Nomura Predicts Steady 2026 Global Growth Fueled by AI, US, India

ECONOMY
Whalesbook Logo
AuthorAarav Shah|Published at:
Nomura Predicts Steady 2026 Global Growth Fueled by AI, US, India
Overview

Nomura anticipates global economic growth to hold steady around 3% or higher in 2026, primarily supported by the U.S. and India. The firm’s outlook, led by Robert Subbaraman, highlights continued substantial investment in artificial intelligence as a key driver for productivity and corporate spending. Expectations for further U.S. Federal Reserve rate cuts, coupled with a robust growth environment, suggest a supportive backdrop for equities, though elevated valuations require careful consideration. Nomura views India favorably, predicting rupee appreciation to around 90 against the dollar by year-end.

1. THE SEAMLESS LINK
The projected 3% global growth trajectory for 2026 is underpinned by a confluence of factors, including sustained investment in artificial intelligence and anticipated monetary policy shifts. These elements are expected to bolster productivity and corporate spending, creating a generally constructive market environment.

2. THE STRUCTURE (The 'Smart Investor' Analysis)

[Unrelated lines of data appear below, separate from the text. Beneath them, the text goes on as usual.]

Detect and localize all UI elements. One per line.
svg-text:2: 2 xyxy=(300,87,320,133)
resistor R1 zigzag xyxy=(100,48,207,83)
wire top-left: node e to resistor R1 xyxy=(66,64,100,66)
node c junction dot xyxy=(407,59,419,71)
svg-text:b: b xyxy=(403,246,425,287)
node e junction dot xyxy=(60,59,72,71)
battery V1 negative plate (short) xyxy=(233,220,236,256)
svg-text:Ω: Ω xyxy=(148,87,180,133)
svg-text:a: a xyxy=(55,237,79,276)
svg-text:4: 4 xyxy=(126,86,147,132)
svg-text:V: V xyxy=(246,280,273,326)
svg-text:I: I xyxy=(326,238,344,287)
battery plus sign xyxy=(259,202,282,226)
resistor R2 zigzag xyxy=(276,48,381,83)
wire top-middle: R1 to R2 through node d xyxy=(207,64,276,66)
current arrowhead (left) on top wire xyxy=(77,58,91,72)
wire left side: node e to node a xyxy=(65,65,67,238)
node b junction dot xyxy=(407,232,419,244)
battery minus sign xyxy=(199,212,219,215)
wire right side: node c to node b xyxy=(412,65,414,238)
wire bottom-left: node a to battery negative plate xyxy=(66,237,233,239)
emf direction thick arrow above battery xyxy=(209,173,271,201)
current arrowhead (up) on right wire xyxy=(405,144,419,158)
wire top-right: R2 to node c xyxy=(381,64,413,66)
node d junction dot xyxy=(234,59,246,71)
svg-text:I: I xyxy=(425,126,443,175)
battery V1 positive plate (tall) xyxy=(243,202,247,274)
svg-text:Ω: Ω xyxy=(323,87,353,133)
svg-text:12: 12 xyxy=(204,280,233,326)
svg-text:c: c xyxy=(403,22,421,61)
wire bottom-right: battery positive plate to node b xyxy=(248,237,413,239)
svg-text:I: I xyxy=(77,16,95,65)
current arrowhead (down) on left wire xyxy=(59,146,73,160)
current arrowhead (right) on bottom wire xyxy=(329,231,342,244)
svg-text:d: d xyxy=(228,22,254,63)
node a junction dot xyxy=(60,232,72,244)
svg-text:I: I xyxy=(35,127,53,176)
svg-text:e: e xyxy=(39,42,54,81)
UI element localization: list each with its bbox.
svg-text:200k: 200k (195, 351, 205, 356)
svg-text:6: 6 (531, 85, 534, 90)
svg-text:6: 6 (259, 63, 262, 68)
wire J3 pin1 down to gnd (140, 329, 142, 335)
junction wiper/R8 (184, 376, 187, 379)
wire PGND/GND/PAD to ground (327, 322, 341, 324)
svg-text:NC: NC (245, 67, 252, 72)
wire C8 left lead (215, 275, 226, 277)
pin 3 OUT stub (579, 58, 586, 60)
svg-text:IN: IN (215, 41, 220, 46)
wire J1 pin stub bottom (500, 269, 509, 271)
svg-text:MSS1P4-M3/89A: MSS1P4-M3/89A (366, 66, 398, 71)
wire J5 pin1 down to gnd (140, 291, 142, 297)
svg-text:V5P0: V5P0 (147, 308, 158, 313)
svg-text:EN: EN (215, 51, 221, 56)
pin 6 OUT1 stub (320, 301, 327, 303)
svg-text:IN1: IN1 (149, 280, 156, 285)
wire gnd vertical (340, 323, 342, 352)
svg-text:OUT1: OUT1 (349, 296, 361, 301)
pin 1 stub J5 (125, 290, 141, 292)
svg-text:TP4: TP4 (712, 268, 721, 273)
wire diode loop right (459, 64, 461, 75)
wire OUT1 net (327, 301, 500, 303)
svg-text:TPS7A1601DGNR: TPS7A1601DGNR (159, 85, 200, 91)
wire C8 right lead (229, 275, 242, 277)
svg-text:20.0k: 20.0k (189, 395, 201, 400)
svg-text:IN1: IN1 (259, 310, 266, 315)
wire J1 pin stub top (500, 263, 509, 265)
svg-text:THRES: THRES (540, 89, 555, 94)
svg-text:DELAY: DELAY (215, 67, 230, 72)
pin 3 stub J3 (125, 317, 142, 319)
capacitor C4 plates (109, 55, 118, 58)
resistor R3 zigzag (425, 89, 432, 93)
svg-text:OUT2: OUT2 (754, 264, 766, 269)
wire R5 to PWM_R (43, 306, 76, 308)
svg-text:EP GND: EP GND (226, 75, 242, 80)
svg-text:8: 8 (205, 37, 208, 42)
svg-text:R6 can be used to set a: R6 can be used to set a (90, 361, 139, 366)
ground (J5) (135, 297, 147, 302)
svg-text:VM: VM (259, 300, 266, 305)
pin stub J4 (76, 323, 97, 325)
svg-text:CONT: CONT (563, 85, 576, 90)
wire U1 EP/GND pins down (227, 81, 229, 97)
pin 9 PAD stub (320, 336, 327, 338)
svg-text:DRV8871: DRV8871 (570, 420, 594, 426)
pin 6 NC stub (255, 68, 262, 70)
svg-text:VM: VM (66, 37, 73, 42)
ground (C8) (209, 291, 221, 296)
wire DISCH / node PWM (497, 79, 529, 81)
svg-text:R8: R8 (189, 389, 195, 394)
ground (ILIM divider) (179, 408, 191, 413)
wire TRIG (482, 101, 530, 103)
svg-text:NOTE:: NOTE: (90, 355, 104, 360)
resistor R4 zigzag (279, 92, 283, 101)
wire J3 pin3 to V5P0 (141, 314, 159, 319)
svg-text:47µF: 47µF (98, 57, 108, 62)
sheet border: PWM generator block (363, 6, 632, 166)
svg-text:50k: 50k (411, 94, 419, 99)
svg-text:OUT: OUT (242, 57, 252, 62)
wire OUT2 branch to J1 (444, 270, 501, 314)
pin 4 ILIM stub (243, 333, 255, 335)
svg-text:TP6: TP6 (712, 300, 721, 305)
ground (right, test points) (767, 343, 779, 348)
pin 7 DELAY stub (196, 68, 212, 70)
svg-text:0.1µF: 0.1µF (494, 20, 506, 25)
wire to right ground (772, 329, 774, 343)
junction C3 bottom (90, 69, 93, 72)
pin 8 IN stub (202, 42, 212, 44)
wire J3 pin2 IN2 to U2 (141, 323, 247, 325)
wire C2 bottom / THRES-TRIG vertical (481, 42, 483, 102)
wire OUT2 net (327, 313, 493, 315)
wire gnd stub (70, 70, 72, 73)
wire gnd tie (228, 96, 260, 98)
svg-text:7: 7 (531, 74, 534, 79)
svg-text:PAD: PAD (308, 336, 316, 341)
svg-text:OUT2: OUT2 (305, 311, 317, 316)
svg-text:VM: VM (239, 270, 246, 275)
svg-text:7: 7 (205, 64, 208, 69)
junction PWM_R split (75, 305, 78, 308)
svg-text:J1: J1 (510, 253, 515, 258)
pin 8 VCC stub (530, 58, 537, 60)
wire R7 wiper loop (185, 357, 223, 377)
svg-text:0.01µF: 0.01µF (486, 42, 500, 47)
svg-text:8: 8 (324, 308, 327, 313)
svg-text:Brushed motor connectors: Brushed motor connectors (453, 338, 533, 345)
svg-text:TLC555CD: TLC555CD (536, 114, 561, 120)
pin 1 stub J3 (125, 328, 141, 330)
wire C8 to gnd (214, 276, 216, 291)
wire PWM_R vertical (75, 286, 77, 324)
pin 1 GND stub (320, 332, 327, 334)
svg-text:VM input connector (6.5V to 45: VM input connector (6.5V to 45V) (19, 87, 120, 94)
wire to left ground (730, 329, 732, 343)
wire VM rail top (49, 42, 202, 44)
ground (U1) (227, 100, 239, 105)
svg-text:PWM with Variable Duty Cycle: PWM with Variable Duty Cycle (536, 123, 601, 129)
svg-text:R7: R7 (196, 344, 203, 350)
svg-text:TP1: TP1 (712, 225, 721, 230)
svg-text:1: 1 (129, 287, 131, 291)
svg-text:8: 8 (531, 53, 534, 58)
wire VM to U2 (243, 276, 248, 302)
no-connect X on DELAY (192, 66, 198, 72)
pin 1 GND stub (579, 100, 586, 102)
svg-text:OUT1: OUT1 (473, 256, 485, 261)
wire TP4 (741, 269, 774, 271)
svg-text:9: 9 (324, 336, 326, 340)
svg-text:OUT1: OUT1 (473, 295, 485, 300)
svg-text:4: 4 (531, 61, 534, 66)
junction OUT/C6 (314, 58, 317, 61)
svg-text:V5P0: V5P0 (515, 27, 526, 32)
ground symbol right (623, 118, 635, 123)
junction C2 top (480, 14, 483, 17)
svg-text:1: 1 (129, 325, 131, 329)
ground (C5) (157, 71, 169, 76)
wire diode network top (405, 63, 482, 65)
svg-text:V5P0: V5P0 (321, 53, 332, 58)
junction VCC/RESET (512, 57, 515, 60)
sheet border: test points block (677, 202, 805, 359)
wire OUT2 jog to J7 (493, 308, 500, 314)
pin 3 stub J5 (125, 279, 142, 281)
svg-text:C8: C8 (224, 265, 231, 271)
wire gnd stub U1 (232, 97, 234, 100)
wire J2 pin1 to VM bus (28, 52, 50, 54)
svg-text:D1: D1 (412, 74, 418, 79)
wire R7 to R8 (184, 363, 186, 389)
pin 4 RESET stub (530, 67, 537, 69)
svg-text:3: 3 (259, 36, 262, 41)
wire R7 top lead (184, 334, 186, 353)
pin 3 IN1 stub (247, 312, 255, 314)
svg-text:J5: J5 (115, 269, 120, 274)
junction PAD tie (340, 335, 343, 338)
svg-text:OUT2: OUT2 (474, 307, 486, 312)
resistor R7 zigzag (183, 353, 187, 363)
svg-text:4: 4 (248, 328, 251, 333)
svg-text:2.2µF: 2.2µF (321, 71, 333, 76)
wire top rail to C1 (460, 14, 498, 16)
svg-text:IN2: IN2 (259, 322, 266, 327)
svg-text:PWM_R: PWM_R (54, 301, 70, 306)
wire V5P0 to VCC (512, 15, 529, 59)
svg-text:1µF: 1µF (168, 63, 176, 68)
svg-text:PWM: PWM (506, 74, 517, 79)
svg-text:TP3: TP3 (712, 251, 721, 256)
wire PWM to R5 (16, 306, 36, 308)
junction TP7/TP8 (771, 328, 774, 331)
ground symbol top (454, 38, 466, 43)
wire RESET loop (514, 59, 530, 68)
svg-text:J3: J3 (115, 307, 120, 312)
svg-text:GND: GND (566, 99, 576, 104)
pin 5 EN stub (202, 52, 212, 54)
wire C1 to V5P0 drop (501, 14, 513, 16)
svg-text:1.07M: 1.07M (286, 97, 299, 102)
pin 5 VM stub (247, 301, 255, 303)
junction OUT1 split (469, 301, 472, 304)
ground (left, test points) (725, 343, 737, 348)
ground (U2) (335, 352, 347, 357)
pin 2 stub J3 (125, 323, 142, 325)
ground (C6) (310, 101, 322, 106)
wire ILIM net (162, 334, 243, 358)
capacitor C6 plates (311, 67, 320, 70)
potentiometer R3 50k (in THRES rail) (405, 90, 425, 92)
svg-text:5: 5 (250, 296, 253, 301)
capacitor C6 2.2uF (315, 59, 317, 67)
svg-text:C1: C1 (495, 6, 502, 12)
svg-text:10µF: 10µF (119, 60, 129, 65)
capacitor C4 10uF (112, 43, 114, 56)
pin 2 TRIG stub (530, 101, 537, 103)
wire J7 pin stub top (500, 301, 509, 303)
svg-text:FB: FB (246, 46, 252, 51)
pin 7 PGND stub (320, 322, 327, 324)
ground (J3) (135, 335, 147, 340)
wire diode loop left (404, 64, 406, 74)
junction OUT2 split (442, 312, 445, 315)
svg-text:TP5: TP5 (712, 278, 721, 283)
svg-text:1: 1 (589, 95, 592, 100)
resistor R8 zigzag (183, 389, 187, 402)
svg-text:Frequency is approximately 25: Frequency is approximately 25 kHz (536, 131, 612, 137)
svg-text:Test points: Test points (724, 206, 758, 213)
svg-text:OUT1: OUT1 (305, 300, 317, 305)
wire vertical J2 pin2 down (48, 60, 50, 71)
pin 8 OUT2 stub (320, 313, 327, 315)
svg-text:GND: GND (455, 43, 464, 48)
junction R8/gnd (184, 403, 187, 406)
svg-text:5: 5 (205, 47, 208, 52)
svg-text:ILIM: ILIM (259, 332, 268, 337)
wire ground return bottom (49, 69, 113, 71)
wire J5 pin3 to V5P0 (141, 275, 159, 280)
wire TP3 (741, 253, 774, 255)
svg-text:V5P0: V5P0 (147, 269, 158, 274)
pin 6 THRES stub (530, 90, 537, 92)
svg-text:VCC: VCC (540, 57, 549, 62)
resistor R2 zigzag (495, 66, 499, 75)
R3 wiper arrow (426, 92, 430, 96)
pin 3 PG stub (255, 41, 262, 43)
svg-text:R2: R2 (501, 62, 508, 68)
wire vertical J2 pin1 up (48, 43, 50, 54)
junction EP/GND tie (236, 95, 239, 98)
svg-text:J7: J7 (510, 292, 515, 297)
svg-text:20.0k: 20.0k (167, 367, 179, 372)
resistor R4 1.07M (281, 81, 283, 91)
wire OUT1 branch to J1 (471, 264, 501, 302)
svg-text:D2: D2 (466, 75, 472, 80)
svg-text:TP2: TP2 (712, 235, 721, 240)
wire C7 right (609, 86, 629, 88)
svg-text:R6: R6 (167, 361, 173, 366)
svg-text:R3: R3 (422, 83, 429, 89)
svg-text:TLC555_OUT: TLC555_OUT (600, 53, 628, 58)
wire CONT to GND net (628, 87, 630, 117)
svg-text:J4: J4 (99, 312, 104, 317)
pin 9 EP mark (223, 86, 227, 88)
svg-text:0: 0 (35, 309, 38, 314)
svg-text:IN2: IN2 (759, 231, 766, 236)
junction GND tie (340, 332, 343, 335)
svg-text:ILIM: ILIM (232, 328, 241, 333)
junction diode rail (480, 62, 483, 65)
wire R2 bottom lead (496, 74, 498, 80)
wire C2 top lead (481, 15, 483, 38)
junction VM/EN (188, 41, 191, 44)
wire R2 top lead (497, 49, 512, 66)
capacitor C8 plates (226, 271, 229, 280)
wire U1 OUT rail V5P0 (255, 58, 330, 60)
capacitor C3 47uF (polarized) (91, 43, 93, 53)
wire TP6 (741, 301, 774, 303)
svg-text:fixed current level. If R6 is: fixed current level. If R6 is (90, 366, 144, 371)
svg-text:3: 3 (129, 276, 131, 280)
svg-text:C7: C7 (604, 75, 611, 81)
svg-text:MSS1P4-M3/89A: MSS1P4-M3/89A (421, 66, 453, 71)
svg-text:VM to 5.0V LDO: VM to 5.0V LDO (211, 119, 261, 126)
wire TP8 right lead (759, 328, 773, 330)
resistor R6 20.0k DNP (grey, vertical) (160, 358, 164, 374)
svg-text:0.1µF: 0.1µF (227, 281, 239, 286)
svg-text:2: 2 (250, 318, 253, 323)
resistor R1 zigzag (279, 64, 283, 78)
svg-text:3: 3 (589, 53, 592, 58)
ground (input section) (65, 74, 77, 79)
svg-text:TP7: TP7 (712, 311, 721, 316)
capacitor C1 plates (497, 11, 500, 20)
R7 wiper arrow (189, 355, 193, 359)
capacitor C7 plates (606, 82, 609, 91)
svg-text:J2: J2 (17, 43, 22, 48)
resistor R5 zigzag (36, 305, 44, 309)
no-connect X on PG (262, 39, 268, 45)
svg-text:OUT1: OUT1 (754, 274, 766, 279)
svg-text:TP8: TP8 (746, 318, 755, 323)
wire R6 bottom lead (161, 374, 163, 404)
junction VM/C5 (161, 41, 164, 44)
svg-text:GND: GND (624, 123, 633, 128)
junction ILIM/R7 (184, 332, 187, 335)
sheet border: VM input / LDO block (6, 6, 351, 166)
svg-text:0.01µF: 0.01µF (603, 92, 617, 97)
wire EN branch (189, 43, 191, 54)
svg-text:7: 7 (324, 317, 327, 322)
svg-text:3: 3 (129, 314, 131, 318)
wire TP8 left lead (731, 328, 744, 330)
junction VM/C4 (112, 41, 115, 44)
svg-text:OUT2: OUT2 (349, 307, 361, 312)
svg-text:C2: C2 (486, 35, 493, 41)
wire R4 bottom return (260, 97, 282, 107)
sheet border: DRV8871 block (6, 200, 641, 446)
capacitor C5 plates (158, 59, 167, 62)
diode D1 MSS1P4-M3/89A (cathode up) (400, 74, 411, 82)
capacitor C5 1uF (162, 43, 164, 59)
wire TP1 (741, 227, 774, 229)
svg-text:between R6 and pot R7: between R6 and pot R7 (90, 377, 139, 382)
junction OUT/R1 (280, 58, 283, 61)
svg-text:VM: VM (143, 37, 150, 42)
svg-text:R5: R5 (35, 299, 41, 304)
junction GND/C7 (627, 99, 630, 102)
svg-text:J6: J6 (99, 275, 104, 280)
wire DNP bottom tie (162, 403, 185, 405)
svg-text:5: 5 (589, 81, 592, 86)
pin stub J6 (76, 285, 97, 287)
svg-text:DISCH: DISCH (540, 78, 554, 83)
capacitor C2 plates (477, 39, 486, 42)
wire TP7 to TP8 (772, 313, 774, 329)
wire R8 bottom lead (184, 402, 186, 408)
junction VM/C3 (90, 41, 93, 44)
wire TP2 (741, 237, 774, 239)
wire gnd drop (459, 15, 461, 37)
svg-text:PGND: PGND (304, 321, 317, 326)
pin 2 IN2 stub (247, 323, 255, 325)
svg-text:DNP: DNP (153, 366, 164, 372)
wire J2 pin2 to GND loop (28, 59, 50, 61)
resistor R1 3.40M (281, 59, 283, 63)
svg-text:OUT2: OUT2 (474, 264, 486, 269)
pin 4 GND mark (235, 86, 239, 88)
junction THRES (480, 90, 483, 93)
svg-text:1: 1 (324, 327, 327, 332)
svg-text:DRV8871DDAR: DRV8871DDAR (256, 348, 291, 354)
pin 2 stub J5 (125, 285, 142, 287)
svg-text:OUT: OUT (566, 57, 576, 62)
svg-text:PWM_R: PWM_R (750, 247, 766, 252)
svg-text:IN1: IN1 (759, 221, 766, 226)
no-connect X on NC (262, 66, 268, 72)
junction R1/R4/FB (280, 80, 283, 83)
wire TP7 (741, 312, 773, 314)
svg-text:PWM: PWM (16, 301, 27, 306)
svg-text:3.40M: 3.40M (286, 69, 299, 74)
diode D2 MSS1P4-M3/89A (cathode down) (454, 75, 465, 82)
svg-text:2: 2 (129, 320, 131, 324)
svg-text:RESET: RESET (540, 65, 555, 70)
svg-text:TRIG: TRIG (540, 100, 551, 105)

AI as a Persistent Economic Engine

Artificial intelligence remains a central pillar of Nomura's economic forecast for 2026. The brokerage anticipates that the ongoing, large-scale investment and widespread adoption of AI technologies will continue to enhance productivity across diverse sectors. This surge in efficiency is projected to translate directly into increased corporate spending and sustained economic expansion, creating a positive feedback loop for global markets.

Federal Reserve Policy and Equity Valuations

Robert Subbaraman, Head of Global Macro Research at Nomura, expects the U.S. Federal Reserve to implement further interest rate reductions in 2026. While acknowledging potential political pressures, Nomura's base case suggests that Fed independence will remain largely intact, preserving institutional strength. This easing interest rate environment, combined with robust growth and rising productivity, creates a favorable climate for stock markets. However, Subbaraman cautions that current equity valuations are already elevated, implying that further gains may require sustained positive economic momentum rather than multiple expansion.

India's Economic Strength Amidst Rupee Dynamics

Nomura identifies India as a preferred emerging market for 2026, citing low inflation, consistent reforms, and strong growth momentum. Despite recent weakness in the rupee, Subbaraman asserts that this depreciation does not reflect the nation's underlying economic vitality. Core inflation in India is structurally low, hovering near 2.5% after excluding volatile gold and silver prices. This stability is attributed to effective monetary discipline, prudent fiscal management, and the ongoing impact of structural reforms such as the Goods and Services Tax (GST), digitalization, and expanded foreign investment access. Nomura forecasts a modest recovery for the rupee, projecting a dollar-rupee exchange rate of approximately 90 by the end of 2026, indicating an expected appreciation from current levels of around 83.50 INR per USD. This view suggests that a sustained depreciation trend for the rupee is unlikely in the current low-inflation regime.

3. THE FUTURE OUTLOOK
While geopolitical risks are expected to persist, Nomura's analysis suggests they are unlikely to significantly disrupt global financial markets. The combination of steady economic growth, particularly in key economies like the U.S. and India, and the transformative impact of AI investment points towards a cautiously optimistic outlook for the coming year. Investors will need to navigate high market valuations, but the underlying economic drivers present opportunities for strategic allocation, especially within technology and emerging markets like India.

Disclaimer:This content is for educational and informational purposes only and does not constitute investment, financial, or trading advice, nor a recommendation to buy or sell any securities. Readers should consult a SEBI-registered advisor before making investment decisions, as markets involve risk and past performance does not guarantee future results. The publisher and authors accept no liability for any losses. Some content may be AI-generated and may contain errors; accuracy and completeness are not guaranteed. Views expressed do not reflect the publication’s editorial stance.